In late April of 2019, two sets of gravitational waves observations were detected by a pair of American observatories as well as by one in Italy. The signals come from a neutron star merger, but the second set of signals suggests evidence of a black hole-neutron star collision, which scientists did not imagine was possible. 


Thanks to upgrades to the observatories, the improved sensitivity of the detectors allowed for a more accurate picture of the gravitational wave activity. On April 25, two neutron stars were detected smashing into each other about 500 million light-years away from Earth. Unfortunately, only two of the three observatories were able to detect this signal, and due to this lack of complete detection, it is unclear where the event originated.


The Laser Interferometer Gravitational-Wave Observatory (LIGO) based in Livingston, Louisiana, and Hanford, Washington, as well as the Virgo interferometer in Italy were able to detect activity on April 26 of a neutron star-black hole crash. Because all three observatories received the (albeit weak) signal, scientists were able to narrow down its location to a 3 percent area of the sky. 


Mass is the key distinction that helps us to distinguish whether the collision occurred between a neutron star and a black hole, two neutron stars, or two black holes. Neutron stars usually have a lower mass than black holes, and estimates from the gravitational wave signals that were measured fall into a range that is neither too light nor too heavy. There is still much to learn from the April 26th collision, such as what those two objects looked like before collision, whether they were actually a neutron star and a black hole, and what the result of the collision looks like now. 

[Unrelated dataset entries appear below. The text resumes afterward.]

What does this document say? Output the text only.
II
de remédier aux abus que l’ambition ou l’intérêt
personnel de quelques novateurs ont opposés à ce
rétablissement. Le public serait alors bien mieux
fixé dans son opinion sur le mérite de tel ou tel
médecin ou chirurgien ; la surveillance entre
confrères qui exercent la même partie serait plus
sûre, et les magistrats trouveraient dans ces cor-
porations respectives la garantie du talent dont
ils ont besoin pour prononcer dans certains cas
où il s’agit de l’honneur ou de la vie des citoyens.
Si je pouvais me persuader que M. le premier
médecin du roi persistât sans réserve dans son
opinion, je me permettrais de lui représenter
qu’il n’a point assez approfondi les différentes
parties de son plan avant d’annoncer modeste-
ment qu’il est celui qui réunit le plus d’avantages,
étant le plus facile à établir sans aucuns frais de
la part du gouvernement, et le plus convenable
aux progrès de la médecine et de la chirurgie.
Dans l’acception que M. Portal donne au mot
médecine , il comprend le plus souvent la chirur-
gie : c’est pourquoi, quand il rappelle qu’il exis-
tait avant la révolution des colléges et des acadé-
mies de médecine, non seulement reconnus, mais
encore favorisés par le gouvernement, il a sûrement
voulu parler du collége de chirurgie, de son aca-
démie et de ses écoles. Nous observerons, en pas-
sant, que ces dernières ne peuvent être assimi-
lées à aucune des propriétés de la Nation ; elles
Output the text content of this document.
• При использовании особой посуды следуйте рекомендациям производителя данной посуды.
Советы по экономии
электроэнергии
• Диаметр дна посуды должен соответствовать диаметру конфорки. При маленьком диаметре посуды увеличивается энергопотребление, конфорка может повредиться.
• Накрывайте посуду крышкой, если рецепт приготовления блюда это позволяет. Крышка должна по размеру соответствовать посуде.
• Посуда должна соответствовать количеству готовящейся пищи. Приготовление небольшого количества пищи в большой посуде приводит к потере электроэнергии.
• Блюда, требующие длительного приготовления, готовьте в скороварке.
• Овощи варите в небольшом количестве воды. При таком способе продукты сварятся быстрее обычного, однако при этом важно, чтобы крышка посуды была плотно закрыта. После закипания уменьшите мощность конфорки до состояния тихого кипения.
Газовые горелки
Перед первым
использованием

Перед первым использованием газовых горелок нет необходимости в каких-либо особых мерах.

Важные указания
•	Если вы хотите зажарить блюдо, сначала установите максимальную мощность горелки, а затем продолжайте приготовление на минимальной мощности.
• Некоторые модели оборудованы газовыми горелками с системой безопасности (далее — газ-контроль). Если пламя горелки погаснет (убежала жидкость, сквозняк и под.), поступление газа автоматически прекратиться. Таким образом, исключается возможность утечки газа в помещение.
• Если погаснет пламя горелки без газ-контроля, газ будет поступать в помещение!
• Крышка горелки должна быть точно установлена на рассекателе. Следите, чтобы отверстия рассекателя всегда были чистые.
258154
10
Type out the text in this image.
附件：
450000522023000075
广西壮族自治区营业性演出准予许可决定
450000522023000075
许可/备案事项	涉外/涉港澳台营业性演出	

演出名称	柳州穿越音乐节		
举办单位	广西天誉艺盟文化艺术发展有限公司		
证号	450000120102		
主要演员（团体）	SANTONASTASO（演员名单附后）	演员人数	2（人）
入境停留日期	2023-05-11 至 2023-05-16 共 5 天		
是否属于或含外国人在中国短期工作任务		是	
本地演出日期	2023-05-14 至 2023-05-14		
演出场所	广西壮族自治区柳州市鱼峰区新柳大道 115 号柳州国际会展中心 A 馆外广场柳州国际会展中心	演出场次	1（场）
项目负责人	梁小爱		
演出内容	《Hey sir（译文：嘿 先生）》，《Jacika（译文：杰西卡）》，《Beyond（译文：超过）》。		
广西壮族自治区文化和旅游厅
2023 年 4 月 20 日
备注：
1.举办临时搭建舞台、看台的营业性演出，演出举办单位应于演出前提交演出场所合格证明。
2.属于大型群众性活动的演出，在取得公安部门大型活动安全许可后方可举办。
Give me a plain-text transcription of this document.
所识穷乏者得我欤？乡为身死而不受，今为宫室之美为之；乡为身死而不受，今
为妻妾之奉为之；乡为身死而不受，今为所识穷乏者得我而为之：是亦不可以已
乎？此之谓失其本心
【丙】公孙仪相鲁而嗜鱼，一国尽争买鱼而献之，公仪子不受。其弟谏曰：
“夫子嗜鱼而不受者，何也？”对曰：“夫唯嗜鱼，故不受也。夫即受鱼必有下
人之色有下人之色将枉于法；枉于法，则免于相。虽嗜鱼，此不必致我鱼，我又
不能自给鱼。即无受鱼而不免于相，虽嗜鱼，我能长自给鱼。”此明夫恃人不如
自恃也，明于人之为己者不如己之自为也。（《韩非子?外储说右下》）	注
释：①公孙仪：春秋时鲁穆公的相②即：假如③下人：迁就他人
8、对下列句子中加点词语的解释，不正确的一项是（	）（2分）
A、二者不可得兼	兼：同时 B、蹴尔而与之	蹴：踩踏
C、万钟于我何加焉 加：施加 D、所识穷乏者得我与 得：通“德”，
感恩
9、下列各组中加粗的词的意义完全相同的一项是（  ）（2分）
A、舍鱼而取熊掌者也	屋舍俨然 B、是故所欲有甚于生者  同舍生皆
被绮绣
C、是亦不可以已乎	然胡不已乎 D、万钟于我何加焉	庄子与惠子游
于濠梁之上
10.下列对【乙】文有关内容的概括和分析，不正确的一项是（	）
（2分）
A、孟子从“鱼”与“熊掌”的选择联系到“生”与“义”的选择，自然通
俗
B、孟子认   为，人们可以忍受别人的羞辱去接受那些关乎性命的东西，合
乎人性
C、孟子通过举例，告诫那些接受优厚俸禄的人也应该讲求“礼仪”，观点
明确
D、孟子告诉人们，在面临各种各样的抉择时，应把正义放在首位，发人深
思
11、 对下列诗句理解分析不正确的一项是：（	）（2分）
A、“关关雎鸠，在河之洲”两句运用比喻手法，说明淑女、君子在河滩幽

At the moment, there are several theories as to how the event occurred. According to Shaon Ghosh, a member of the LIGO team and a postdoctoral research associate at the University of Wisconsin Milwaukee, one theory is of a system where two massive stars spend their lifetime together, evolve, and then form a neutron star and black hole. “These two compact objects emit gravitational waves, losing energy and angular momentum and shrinking the separation between them and eventually coalescing,” says Ghosh. Another theory involves an unrelated neutron star and a black hole accidentally getting too close to each other, interacting gravitationally until they eventually merge.